Why is sugar more harmful than salt?

American scientists in a study found that sugar is a greater enemy of good health than salt.

Added sugar in processed foods and drinks is much more likely to cause hypertension, stroke and cardiovascular disease than salt.

In recent years, nutritionists have repeatedly commented on the question of how important it is to reduce salt intake.

It has been repeatedly pointed out that the intake of excessive amounts of salt through food is a factor in the development of a number of cardiovascular diseases.

However, American scientists from the Mid America Heart Institute found that added sugar in processed and harmful foods and drinks poses a greater threat to human health than salt.

They were able to prove that sugar more often causes an increase in blood pressure and contributes to the development of heart disease and stroke.

The authors of the study call for changing the recommendations for healthy eating for most people, so that they do not limit the consumption of salt but harmful sugar.

The study also states that the use of sugary soft drinks is responsible for 180,000 deaths globally each year.

300 years ago people used only a few kilograms of sugar per year, but now in the US alone this amount has risen to 50-75 grams per year, which corresponds to 24-47 teaspoons per day.

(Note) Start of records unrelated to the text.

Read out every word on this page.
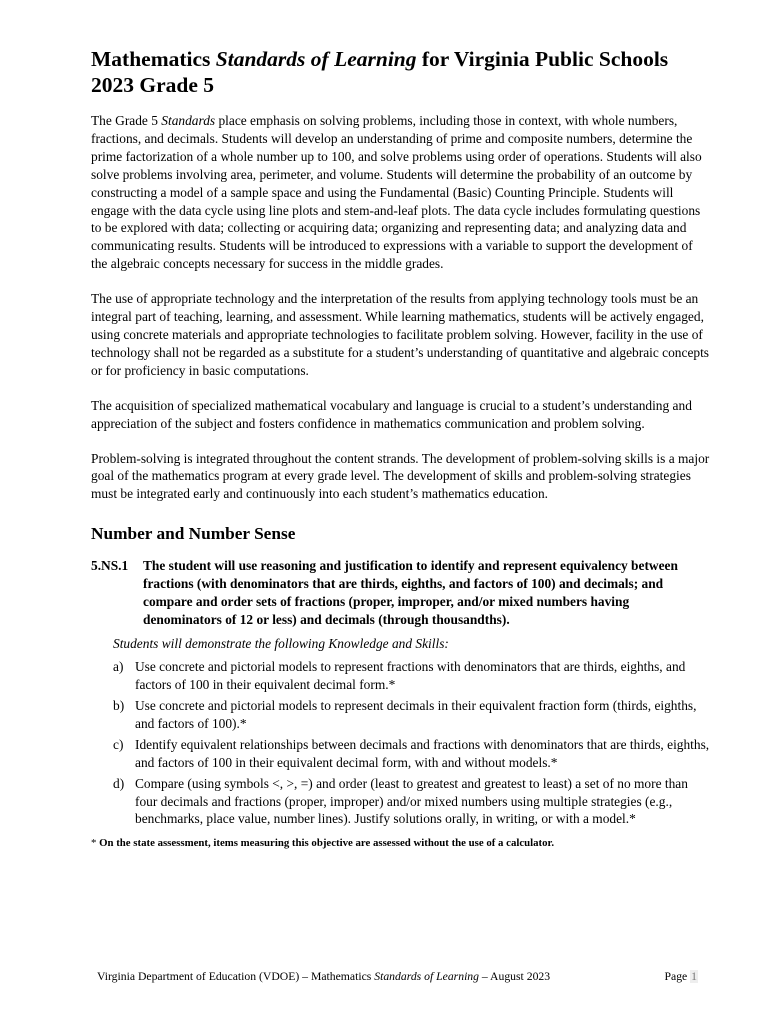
Mathematics Standards of Learning for Virginia Public Schools
2023 Grade 5

The Grade 5 Standards place emphasis on solving problems, including those in context, with whole numbers, fractions, and decimals. Students will develop an understanding of prime and composite numbers, determine the prime factorization of a whole number up to 100, and solve problems using order of operations. Students will also solve problems involving area, perimeter, and volume. Students will determine the probability of an outcome by constructing a model of a sample space and using the Fundamental (Basic) Counting Principle. Students will engage with the data cycle using line plots and stem-and-leaf plots. The data cycle includes formulating questions to be explored with data; collecting or acquiring data; organizing and representing data; and analyzing data and communicating results. Students will be introduced to expressions with a variable to support the development of the algebraic concepts necessary for success in the middle grades.

The use of appropriate technology and the interpretation of the results from applying technology tools must be an integral part of teaching, learning, and assessment. While learning mathematics, students will be actively engaged, using concrete materials and appropriate technologies to facilitate problem solving. However, facility in the use of technology shall not be regarded as a substitute for a student’s understanding of quantitative and algebraic concepts or for proficiency in basic computations.

The acquisition of specialized mathematical vocabulary and language is crucial to a student’s understanding and appreciation of the subject and fosters confidence in mathematics communication and problem solving.

Problem-solving is integrated throughout the content strands. The development of problem-solving skills is a major goal of the mathematics program at every grade level. The development of skills and problem-solving strategies must be integrated early and continuously into each student’s mathematics education.

Number and Number Sense
5.NS.1	The student will use reasoning and justification to identify and represent equivalency between fractions (with denominators that are thirds, eighths, and factors of 100) and decimals; and compare and order sets of fractions (proper, improper, and/or mixed numbers having denominators of 12 or less) and decimals (through thousandths).
Students will demonstrate the following Knowledge and Skills:
a) Use concrete and pictorial models to represent fractions with denominators that are thirds, eighths, and factors of 100 in their equivalent decimal form.*
b) Use concrete and pictorial models to represent decimals in their equivalent fraction form (thirds, eighths, and factors of 100).*
c) Identify equivalent relationships between decimals and fractions with denominators that are thirds, eighths, and factors of 100 in their equivalent decimal form, with and without models.*
d) Compare (using symbols <, >, =) and order (least to greatest and greatest to least) a set of no more than four decimals and fractions (proper, improper) and/or mixed numbers using multiple strategies (e.g., benchmarks, place value, number lines). Justify solutions orally, in writing, or with a model.*
* On the state assessment, items measuring this objective are assessed without the use of a calculator.
Virginia Department of Education (VDOE) – Mathematics Standards of Learning – August 2023	Page 1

Bulgaria consumes less sugar than in the US, and on average, each Bulgarian consumes 36 kg. per year, which per day is about 100 grams or about 16.5 teaspoons or about 2.7 times the WHO recommended daily dose.

American scientists have found that people whose daily portion contains foods with added sugar, which is equal to about ΒΌ of the daily caloric intake, are at 3 times greater risk of developing of cardiovascular diseases compared to those in which this indicator is about 10%.

The researchers also proved in their study that a daily intake of more than 74 grams of fructose increased the risk of developing hypertension by 30%.

A diet in which food sources of this type of sugar predominate is associated with an increase in blood lipid levels and a weakening of the sensitivity of cell receptors to insulin, which doubles the risk of developing metabolic syndrome.

Nutrition experts are alarmed by the fact that teenagers are consuming 16 times more added sugar per day than recommended by the WHO.

The authors of the study emphasize that the natural sugars found in fruits and vegetables are not dangerous to health. And regular consumption of these foods would almost certainly be beneficial for humans.